What about connecting this info to our dfm and seeing if there are differences in the proportion topic 5 (economy) is addressed by each side.

## #refugeeswelcome
us_pres_prev <- data.frame(topic5 = stm_us_pres$theta[,5], docvars(dfm_us_pres))
feols_topic5 <- feols(topic5 ~ party , data = us_pres_prev)
plot_model(feols_topic5, type = "pred", term = "party") +
  theme_minimal() +
  labs(caption = "Stat. Sig. at p<0.1", x="", y="Topic Prevalence")
## Some of the focal terms are of type
##   `character`. This may lead to unexpected
##   results. It is recommended to convert these
##   variables to factors before fitting the
##   model.
##   The following variables are of type
##   character: `party`

Seems that Republican presidents address more the economy in their speeches. Let’s plot the proportion of speeches about the economy by president:

us_pres_prev %>%
  # Going to log the prev of topic 5 because is quite skewed but you should probably leave as is if you want to explore how topics are addressed. 
  ggplot(aes(x = log(topic5), y = reorder(President,topic5), color = party)) +
  geom_point(alpha = 0.8) +
  labs(x = "log(Theta)", y = "", color = "Party") +
  scale_color_manual(values = wes_palette("BottleRocket2")) +
  theme_minimal() 

We can do something similar with the stm function directly. We just need to specify the functional form and add the document variables.
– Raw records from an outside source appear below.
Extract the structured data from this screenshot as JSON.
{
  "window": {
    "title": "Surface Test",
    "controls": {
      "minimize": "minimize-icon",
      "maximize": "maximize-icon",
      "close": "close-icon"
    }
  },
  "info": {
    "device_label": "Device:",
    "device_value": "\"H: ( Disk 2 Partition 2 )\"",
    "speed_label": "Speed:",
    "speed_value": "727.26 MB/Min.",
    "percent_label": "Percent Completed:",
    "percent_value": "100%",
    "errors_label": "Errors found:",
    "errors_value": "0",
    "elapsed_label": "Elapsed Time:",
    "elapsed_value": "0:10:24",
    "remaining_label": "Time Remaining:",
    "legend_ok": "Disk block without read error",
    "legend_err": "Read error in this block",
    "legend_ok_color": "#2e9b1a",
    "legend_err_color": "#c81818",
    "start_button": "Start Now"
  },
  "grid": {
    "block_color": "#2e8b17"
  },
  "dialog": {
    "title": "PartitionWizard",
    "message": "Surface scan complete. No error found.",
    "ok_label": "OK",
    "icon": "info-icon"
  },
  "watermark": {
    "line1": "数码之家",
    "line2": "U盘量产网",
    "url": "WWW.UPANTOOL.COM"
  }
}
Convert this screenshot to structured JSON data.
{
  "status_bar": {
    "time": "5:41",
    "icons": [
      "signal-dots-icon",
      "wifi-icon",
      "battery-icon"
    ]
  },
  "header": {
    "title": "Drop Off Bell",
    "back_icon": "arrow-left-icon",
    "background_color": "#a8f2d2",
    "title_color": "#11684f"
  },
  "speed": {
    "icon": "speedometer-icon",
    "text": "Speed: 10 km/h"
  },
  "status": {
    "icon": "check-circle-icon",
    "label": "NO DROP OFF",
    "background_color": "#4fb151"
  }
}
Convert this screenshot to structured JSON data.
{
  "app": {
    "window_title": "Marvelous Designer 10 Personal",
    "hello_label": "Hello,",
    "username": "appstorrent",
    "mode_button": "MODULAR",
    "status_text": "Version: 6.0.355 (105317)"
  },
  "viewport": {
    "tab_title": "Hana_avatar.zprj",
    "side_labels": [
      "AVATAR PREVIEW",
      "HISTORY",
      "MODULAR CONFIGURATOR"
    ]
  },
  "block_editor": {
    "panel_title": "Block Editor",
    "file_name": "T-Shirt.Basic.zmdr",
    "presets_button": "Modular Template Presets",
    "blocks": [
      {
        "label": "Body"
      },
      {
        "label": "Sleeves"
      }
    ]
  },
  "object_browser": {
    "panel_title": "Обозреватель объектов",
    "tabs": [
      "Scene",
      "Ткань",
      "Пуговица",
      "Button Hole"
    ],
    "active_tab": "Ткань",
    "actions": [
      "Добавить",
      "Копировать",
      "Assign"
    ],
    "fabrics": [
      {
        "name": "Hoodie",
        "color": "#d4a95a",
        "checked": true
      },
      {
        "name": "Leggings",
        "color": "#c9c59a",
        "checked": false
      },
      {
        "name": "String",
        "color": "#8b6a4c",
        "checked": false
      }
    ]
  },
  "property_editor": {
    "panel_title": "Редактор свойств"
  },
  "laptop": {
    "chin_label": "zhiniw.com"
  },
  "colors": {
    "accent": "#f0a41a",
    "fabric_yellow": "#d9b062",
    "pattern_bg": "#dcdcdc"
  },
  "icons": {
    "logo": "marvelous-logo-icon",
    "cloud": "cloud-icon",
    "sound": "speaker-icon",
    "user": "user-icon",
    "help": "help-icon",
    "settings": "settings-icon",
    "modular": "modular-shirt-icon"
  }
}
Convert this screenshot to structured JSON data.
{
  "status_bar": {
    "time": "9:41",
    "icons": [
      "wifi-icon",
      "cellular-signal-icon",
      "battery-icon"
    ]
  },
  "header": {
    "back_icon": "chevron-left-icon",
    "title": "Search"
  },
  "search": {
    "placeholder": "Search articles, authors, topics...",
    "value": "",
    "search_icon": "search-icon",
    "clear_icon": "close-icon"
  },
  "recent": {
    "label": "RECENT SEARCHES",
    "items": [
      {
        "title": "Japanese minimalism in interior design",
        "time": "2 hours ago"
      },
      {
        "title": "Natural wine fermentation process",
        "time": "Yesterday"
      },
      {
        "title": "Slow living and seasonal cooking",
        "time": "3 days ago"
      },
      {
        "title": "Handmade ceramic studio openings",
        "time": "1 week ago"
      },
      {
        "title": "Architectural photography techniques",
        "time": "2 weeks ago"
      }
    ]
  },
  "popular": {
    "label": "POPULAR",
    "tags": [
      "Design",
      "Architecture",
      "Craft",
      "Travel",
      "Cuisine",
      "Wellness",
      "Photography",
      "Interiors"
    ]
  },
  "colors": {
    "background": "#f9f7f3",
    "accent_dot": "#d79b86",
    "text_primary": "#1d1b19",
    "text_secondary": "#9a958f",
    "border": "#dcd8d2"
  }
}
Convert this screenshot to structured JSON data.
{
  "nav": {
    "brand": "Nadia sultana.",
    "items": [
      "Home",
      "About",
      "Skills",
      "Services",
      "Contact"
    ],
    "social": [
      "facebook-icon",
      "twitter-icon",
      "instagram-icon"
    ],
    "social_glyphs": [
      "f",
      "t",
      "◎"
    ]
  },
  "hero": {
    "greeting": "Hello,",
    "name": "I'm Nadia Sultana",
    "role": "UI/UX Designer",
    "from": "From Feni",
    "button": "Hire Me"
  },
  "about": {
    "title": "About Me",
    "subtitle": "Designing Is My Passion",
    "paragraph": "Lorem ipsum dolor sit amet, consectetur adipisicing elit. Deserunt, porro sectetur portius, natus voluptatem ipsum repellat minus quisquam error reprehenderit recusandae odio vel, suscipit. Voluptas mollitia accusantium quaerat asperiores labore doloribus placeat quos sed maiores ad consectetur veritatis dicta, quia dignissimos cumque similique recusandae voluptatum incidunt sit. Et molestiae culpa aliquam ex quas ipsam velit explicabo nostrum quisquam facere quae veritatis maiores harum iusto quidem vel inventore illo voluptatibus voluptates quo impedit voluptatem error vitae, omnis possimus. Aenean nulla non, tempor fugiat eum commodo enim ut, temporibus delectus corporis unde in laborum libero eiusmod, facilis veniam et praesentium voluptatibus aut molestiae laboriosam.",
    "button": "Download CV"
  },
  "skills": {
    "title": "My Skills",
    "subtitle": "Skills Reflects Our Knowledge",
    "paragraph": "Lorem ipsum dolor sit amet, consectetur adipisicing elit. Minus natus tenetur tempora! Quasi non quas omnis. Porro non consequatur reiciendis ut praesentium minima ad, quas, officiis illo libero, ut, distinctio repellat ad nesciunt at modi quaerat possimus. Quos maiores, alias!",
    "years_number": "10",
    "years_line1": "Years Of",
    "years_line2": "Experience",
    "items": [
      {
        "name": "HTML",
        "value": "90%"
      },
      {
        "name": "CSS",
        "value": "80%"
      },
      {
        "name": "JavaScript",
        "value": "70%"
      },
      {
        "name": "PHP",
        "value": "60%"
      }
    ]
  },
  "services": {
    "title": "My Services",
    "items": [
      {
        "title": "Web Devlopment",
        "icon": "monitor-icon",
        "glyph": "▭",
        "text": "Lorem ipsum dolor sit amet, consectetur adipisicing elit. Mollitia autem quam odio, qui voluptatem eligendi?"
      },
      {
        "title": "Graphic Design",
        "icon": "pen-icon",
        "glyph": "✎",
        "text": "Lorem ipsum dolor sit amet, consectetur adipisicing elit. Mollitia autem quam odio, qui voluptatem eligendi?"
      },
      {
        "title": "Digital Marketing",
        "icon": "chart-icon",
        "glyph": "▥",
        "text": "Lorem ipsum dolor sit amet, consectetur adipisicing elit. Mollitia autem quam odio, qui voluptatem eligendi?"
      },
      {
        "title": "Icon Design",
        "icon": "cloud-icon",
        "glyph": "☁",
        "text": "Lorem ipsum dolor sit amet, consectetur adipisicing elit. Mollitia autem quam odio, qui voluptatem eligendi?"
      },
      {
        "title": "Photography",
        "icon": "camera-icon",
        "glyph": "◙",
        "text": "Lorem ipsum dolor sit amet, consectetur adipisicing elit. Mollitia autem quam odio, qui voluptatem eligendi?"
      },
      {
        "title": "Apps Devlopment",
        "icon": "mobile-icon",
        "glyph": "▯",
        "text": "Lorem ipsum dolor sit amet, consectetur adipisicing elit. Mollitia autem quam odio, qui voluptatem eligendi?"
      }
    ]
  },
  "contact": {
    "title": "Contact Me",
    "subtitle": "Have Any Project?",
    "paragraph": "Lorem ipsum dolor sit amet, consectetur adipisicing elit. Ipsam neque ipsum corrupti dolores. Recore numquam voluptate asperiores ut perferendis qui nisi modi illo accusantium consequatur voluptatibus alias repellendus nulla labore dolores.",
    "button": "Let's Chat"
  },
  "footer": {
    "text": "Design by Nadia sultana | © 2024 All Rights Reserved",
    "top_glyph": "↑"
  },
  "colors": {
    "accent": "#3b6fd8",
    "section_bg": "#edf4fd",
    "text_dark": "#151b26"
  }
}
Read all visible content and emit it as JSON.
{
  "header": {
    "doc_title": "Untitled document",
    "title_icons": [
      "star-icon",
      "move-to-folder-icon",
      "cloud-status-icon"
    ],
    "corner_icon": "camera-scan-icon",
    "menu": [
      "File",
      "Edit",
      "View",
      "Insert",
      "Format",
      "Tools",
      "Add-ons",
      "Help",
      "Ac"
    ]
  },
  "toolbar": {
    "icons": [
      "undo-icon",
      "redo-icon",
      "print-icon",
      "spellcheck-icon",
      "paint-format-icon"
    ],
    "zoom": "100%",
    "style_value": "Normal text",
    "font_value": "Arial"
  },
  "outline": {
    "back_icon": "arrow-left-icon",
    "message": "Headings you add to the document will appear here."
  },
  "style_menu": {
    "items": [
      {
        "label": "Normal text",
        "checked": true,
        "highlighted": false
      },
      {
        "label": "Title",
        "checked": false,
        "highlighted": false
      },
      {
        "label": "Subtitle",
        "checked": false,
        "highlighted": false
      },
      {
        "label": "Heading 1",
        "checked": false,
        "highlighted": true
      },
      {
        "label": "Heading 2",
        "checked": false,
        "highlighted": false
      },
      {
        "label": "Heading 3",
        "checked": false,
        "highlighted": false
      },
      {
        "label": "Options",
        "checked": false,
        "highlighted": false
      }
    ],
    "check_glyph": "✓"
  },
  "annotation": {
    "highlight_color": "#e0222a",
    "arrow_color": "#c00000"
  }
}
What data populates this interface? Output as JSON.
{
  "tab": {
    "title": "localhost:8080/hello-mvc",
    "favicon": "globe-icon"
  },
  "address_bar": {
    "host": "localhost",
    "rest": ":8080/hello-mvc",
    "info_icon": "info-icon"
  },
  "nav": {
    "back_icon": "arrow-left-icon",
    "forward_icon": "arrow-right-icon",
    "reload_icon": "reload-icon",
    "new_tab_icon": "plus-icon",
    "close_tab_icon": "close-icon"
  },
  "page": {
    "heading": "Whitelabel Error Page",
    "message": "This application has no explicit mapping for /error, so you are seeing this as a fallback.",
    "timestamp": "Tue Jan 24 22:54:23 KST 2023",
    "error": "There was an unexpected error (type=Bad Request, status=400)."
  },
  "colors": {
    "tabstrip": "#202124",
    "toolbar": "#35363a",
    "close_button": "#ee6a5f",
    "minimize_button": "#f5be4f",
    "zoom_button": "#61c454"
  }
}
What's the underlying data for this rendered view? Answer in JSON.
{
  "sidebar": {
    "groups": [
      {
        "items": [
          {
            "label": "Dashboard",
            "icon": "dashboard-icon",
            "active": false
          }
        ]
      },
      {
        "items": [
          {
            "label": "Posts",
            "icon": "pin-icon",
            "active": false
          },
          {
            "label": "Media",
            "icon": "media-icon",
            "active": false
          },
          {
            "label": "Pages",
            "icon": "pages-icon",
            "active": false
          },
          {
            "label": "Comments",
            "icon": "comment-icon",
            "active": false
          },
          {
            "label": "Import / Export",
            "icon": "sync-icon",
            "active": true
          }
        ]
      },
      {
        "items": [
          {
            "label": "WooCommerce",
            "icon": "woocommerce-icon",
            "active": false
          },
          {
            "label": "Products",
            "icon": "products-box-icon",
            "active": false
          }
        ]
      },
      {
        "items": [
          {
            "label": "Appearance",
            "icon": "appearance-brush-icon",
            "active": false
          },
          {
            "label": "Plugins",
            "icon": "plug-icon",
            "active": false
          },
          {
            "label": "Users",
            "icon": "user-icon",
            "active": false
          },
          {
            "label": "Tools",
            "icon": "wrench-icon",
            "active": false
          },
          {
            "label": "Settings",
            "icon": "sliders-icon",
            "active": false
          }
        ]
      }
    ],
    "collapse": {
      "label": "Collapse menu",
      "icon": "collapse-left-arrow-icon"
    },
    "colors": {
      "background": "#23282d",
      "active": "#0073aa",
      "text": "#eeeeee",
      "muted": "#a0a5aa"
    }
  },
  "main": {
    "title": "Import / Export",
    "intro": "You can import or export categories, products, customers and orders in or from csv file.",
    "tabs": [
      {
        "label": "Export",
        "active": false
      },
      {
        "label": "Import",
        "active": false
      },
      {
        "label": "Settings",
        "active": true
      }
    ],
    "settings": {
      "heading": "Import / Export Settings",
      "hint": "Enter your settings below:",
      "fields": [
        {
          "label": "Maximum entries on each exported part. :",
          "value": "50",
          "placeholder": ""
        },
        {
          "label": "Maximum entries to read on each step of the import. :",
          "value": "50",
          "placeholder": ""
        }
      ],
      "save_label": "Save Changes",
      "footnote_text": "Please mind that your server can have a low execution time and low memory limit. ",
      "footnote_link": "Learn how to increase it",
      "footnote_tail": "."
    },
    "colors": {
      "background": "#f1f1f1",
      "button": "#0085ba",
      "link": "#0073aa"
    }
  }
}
topics_us_pres <- estimateEffect(c(3,5) ~ party, stm_us_pres, docvars(dfm_us_pres)) # You can compare other topics by changing c(6,9). 
plot(topics_us_pres, "party", method = "difference",
     cov.value1 = "Democrat", 
     cov.value2 = "Republican",
     labeltype = "custom",
     xlim = c(-.75,.25),
     custom.labels = c('Topic 3: Slavery', 'Topic 5: Economy'),
     model = stm_us_pres)

Same results, Republicans mention more Topic 5: Economy.